Continental Airlines Flies High with Decision Support

In 1992, things looked bleak for the major airlines. The weather was very bad and they
lost $4.8 billion. In 1999, the weather was bad again AND labor costs were higher AND
jet-fuel prices were higher. However, that year, the airlines had earnings of $4.8 billion.
The problems were greater in 1999, but the business decisions were better—largely
because of decision support systems.
     Continental Airlines is a case in point. In 1993 Continental Airlines didn’t even have
e-mail. In 1994, a new team of executives took control after bankruptcy reorganization,
and hired IT specialists to develop decision support software.
For years Continental executives had made decisions based on the information that
employees dutifully compiled, by hand, from paper tickets—information that was weeks
old. While they were copying numbers from one bit of paper to another, market
conditions (fares, demand for tickets, competition) were changing all around them.
     Then information technology came to the rescue. Continental’s new decision support
systems provide up-to-the-minute information on each flight. Continental can now
analyze that information together with other variables such as the daily cost of jet fuel.
Continental has discovered lots of new information, such as the fact that 18 percent of its
flights were operating at a loss. Continental was under the impression that its hub in
Greensboro, North Carolina, had made a profit in 1993, but with more detailed
information and decision support analysis, they found out that the hub was actually losing
money—to the tune of $60 million per year.

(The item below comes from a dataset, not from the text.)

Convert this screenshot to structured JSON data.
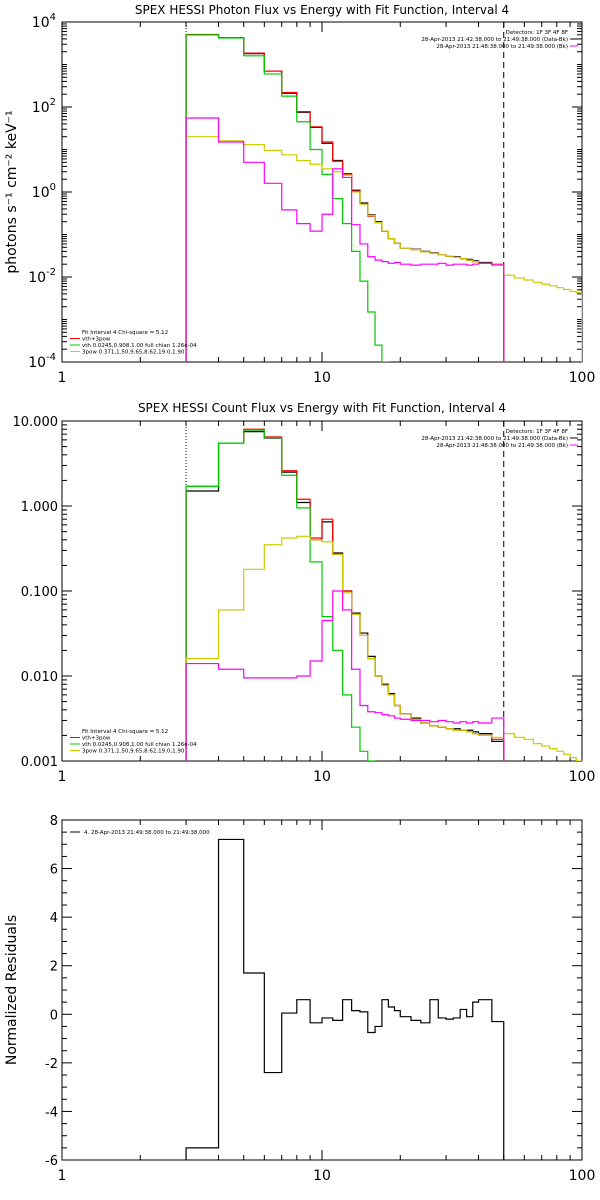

     Continental has about 2,200 flights a day with 30,000 possible routings. Its decision
support system can analyze whether a seat on a particular flight should be sold for $100
or should be held back in case a last-minute business traveler wants the seat, and will pay
$1,000 for it. Sometimes it may actually make more sense to sell to the low-paying
customer if there’s a high likelihood of even higher-paying passengers showing up at a
stop-over location. The part of the system that figures this out by itself raised
Continental’s revenue by about $50 million.
     Another decision support system calculates the cost of cancelled or delayed flights.
Yet another shows the amount of revenue “aboard” each flight, even before it takes off,
and makes suggestions such as holding a flight for high-paying customers whose
connection is late.
No detail is too small for decision support. The system can flag planes full of cheap-ticket
vacationing passengers and assign snack sacks, while planes that show a significant
proportion of business travelers get hot meals.
A test of Continental’s efficiency came in the first quarter of 2001, when almost all major
airlines posted large losses. The exceptions were Continental and Southwest Airlines,
both of which actually made a profit. Later in 2001 airlines were hit hard by the events of
September 11th, Continental had the IT infrastructure in place to make things easier for
customers, staff members, and rerouted flight crews.